A New York University law professor who resigned from a Fifa governance committee has filed an ethics complaint against the global football body's leadership, the New York Times reported on Wednesday.
According to the newspaper, the complaint lodged by Joseph Weiler claims that Fifa president Gianni Infantino, Infantino's top deputy and other senior officials intervened in their committee's work in a bid to block scrutiny of senior football officials.
Contacted by AFP, Fifa declined to comment on the report, which came on the same day that Miguel Maduro, the former chairman of Fifa's governance committee, gave a devastating indictment before a British parliamentary committee of Infantino's commitment to reform.
Maduro said the Fifa leadership interfered with his committee's work, ignored rules and ultimately sacked him in order to maintain power, saying only "external pressure" would force the corruption-tainted organisation to change.

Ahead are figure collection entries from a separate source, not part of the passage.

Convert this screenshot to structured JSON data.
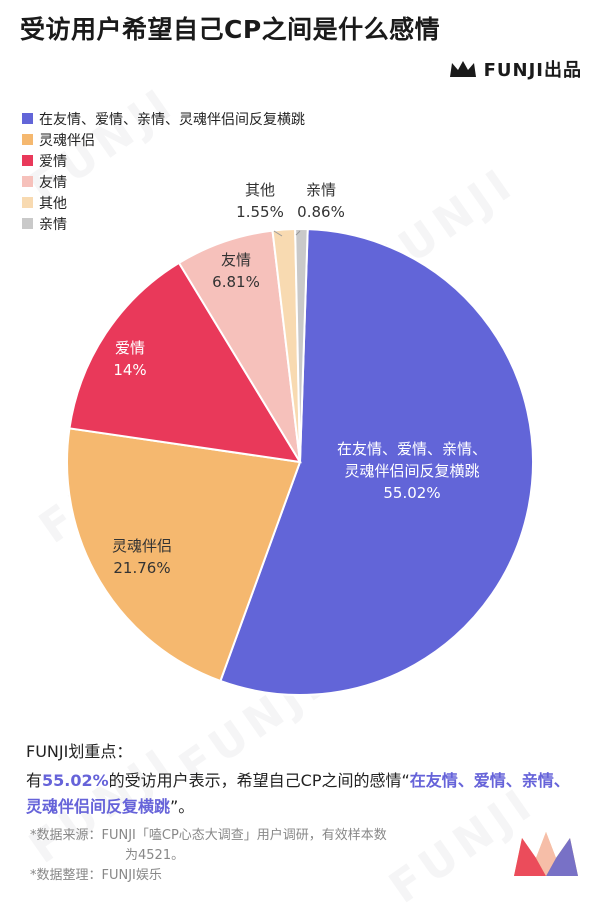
{
  "title": "受访用户希望自己CP之间是什么感情",
  "brand": {
    "name": "FUNJI出品",
    "icon": "crown-logo-icon"
  },
  "chart_data": {
    "type": "pie",
    "labels": [
      "在友情、爱情、亲情、灵魂伴侣间反复横跳",
      "灵魂伴侣",
      "爱情",
      "友情",
      "其他",
      "亲情"
    ],
    "values": [
      55.02,
      21.76,
      14,
      6.81,
      1.55,
      0.86
    ],
    "value_labels": [
      "55.02%",
      "21.76%",
      "14%",
      "6.81%",
      "1.55%",
      "0.86%"
    ],
    "slice_text": [
      [
        "在友情、爱情、亲情、",
        "灵魂伴侣间反复横跳"
      ],
      [
        "灵魂伴侣"
      ],
      [
        "爱情"
      ],
      [
        "友情"
      ],
      [
        "其他"
      ],
      [
        "亲情"
      ]
    ],
    "colors": [
      "#6265d8",
      "#f5b86f",
      "#e9395a",
      "#f6c1bb",
      "#f8dab1",
      "#c9c9c9"
    ],
    "legend_position": "top-left"
  },
  "notes": {
    "heading": "FUNJI划重点：",
    "pre": "有",
    "pct": "55.02%",
    "mid": "的受访用户表示，希望自己CP之间的感情“",
    "quote": "在友情、爱情、亲情、灵魂伴侣间反复横跳",
    "post": "”。"
  },
  "source": {
    "line1": "*数据来源：FUNJI「嗑CP心态大调查」用户调研，有效样本数",
    "line2": "为4521。",
    "line3": "*数据整理：FUNJI娱乐"
  },
  "watermark_text": "FUNJI"
}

Weiler and three other members of Maduro's committee resigned in May after Infantino fired Maduro, less than a year after he was appointed.

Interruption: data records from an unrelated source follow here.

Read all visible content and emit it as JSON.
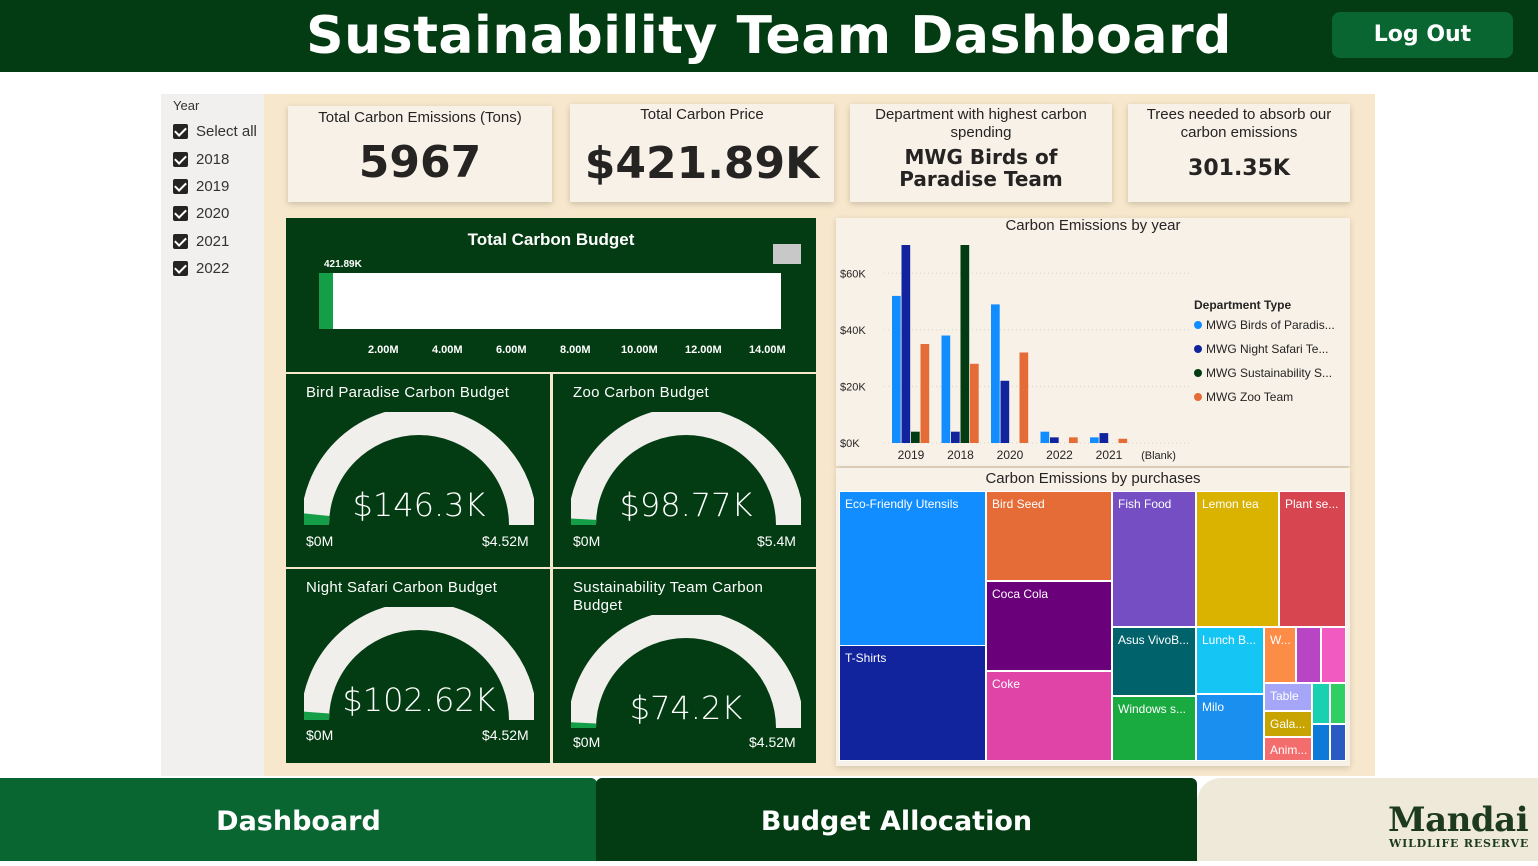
{
  "header": {
    "title": "Sustainability Team Dashboard",
    "logout_label": "Log Out"
  },
  "slicer": {
    "title": "Year",
    "items": [
      {
        "label": "Select all",
        "checked": true
      },
      {
        "label": "2018",
        "checked": true
      },
      {
        "label": "2019",
        "checked": true
      },
      {
        "label": "2020",
        "checked": true
      },
      {
        "label": "2021",
        "checked": true
      },
      {
        "label": "2022",
        "checked": true
      }
    ]
  },
  "kpis": {
    "emissions": {
      "label": "Total Carbon Emissions (Tons)",
      "value": "5967"
    },
    "price": {
      "label": "Total Carbon Price",
      "value": "$421.89K"
    },
    "department": {
      "label": "Department with highest carbon spending",
      "value": "MWG Birds of Paradise Team"
    },
    "trees": {
      "label": "Trees needed to absorb our carbon emissions",
      "value": "301.35K"
    }
  },
  "budget": {
    "title": "Total Carbon Budget",
    "value_label": "421.89K",
    "value": 421890,
    "max": 14500000,
    "ticks": [
      "2.00M",
      "4.00M",
      "6.00M",
      "8.00M",
      "10.00M",
      "12.00M",
      "14.00M"
    ]
  },
  "gauges": {
    "bird": {
      "title": "Bird Paradise Carbon Budget",
      "value_label": "$146.3K",
      "min": "$0M",
      "max": "$4.52M",
      "fraction": 0.032
    },
    "zoo": {
      "title": "Zoo Carbon Budget",
      "value_label": "$98.77K",
      "min": "$0M",
      "max": "$5.4M",
      "fraction": 0.018
    },
    "night": {
      "title": "Night Safari Carbon Budget",
      "value_label": "$102.62K",
      "min": "$0M",
      "max": "$4.52M",
      "fraction": 0.023
    },
    "sustain": {
      "title": "Sustainability Team Carbon Budget",
      "value_label": "$74.2K",
      "min": "$0M",
      "max": "$4.52M",
      "fraction": 0.016
    }
  },
  "bar_chart_title": "Carbon Emissions by year",
  "legend": {
    "title": "Department Type",
    "items": [
      {
        "label": "MWG Birds of Paradis...",
        "color": "#118dff"
      },
      {
        "label": "MWG Night Safari Te...",
        "color": "#12239e"
      },
      {
        "label": "MWG Sustainability S...",
        "color": "#033c12"
      },
      {
        "label": "MWG Zoo Team",
        "color": "#e66c37"
      }
    ]
  },
  "chart_data": {
    "type": "bar",
    "title": "Carbon Emissions by year",
    "categories": [
      "2019",
      "2018",
      "2020",
      "2022",
      "2021",
      "(Blank)"
    ],
    "y_ticks": [
      "$60K",
      "$40K",
      "$20K",
      "$0K"
    ],
    "ylim": [
      0,
      70000
    ],
    "series": [
      {
        "name": "MWG Birds of Paradis...",
        "color": "#118dff",
        "values": [
          52000,
          38000,
          49000,
          4000,
          2000,
          0
        ]
      },
      {
        "name": "MWG Night Safari Te...",
        "color": "#12239e",
        "values": [
          70000,
          4000,
          22000,
          2000,
          3500,
          0
        ]
      },
      {
        "name": "MWG Sustainability S...",
        "color": "#033c12",
        "values": [
          4000,
          70000,
          0,
          0,
          0,
          0
        ]
      },
      {
        "name": "MWG Zoo Team",
        "color": "#e66c37",
        "values": [
          35000,
          28000,
          32000,
          2000,
          1500,
          0
        ]
      }
    ]
  },
  "treemap": {
    "title": "Carbon Emissions by purchases",
    "cells": [
      {
        "label": "Eco-Friendly Utensils",
        "color": "#118dff"
      },
      {
        "label": "T-Shirts",
        "color": "#12239e"
      },
      {
        "label": "Bird Seed",
        "color": "#e66c37"
      },
      {
        "label": "Coca Cola",
        "color": "#6b007b"
      },
      {
        "label": "Coke",
        "color": "#e044a7"
      },
      {
        "label": "Fish Food",
        "color": "#744ec2"
      },
      {
        "label": "Asus VivoB...",
        "color": "#00626b"
      },
      {
        "label": "Windows s...",
        "color": "#1aab40"
      },
      {
        "label": "Lemon tea",
        "color": "#d9b300"
      },
      {
        "label": "Lunch B...",
        "color": "#15c6f4"
      },
      {
        "label": "Milo",
        "color": "#1a8ff0"
      },
      {
        "label": "Plant se...",
        "color": "#d64550"
      },
      {
        "label": "W...",
        "color": "#fd8c46"
      },
      {
        "label": "",
        "color": "#b845c4"
      },
      {
        "label": "",
        "color": "#f05ac1"
      },
      {
        "label": "Table",
        "color": "#a6a6f8"
      },
      {
        "label": "",
        "color": "#18d1b0"
      },
      {
        "label": "",
        "color": "#2fcf63"
      },
      {
        "label": "Gala...",
        "color": "#c8a400"
      },
      {
        "label": "",
        "color": "#0c7ad6"
      },
      {
        "label": "Anim...",
        "color": "#f46d6d"
      },
      {
        "label": "",
        "color": "#2a5bc2"
      }
    ]
  },
  "nav": {
    "dashboard": "Dashboard",
    "budget": "Budget Allocation"
  },
  "logo": {
    "name": "Mandai",
    "sub": "WILDLIFE RESERVE"
  }
}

Weiler confirmed his own complaint in a telephone interview with the New York Times.
"It was filed in the last few days," Weiler said, adding that it covered many of the same claims Maduro made to the British parliamentary panel.

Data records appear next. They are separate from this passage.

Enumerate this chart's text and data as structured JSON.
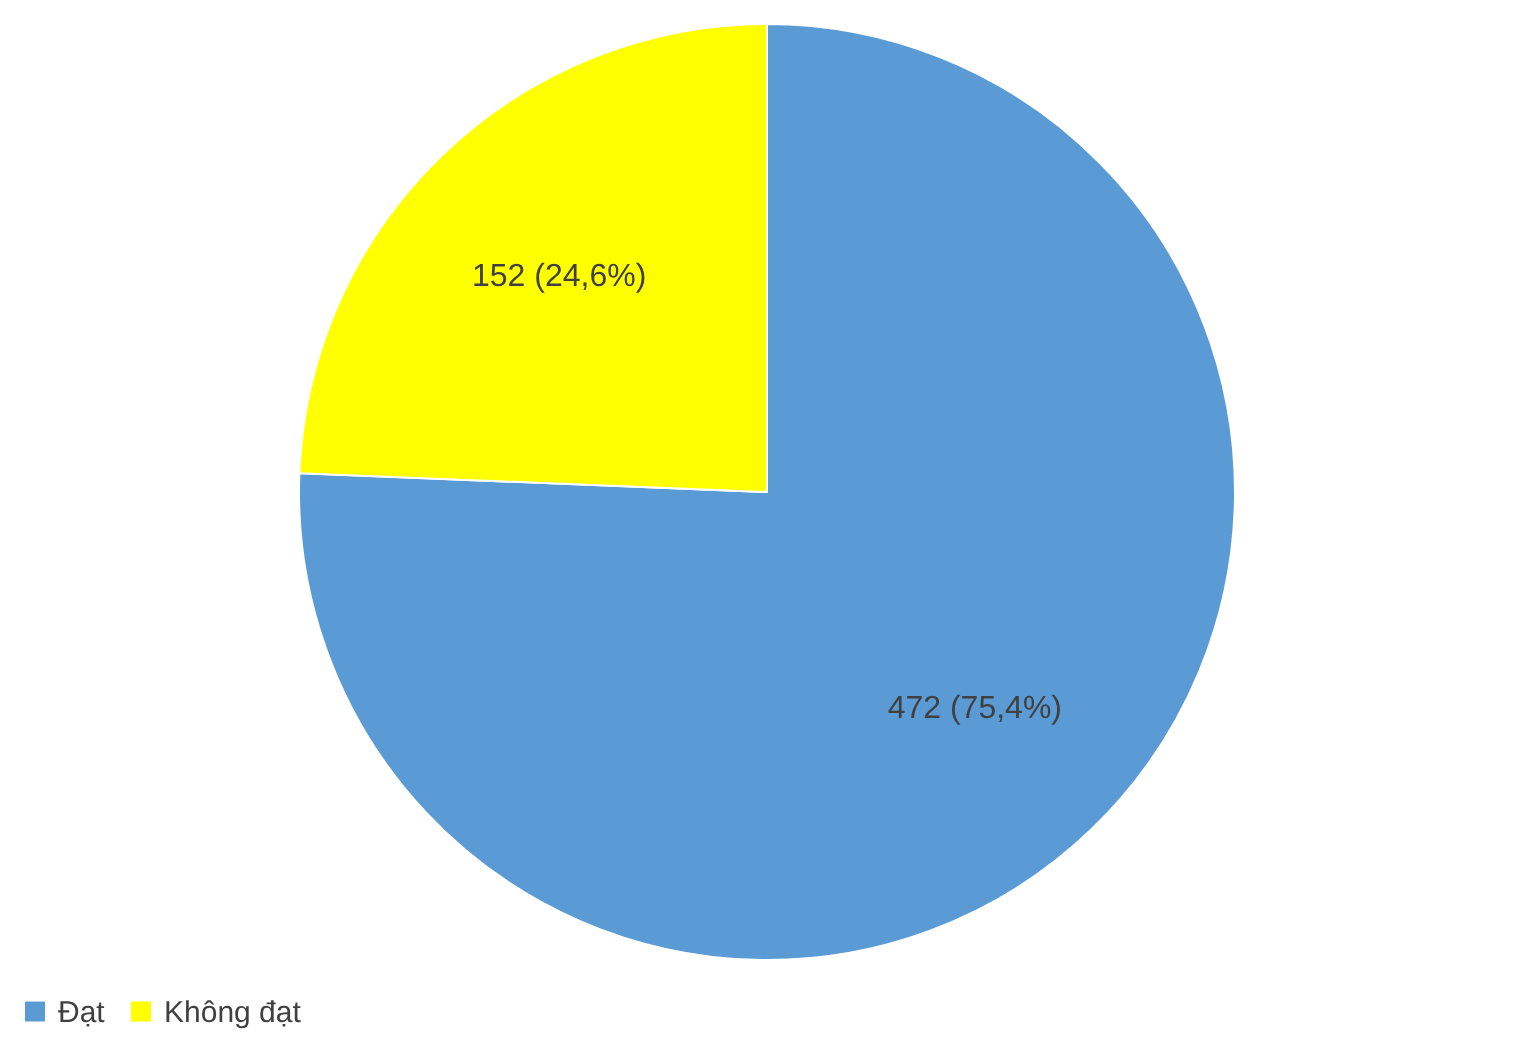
{
  "chart_data": {
    "type": "pie",
    "categories": [
      "Đạt",
      "Không đạt"
    ],
    "values": [
      472,
      152
    ],
    "colors": [
      "#5b9bd5",
      "#ffff00"
    ],
    "value_labels": [
      "472 (75,4%)",
      "152 (24,6%)"
    ],
    "legend": "bottom"
  }
}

Maduro said he and Infantino clashed over Maduro's attempt to bar Russian Deputy Prime Minister Vitaly Mutko to stand for a seat on Fifa's council, because it violated rules against governmental interference in football. The former Portuguese government minister said that Infantino, who succeeded disgraced Sepp Blatter as Fifa boss in 2016, has opted "to survive politically" even if it means forsaking the effort to stamp out corruption. Weiler said that all of the information he gathered that raised ethical red flags was "known by Fifa" and when he saw no action taken he formally informed the ethics committee.  
"I want to believe the ethics committee will not remain indifferent to these issues and there will be serious investigations," he said, but like Maduro he sounded pessimistic.
"In light of my experience on the governance committee, I have very serious doubts about Fifa's ability to reform under its current leadership," Weiler said.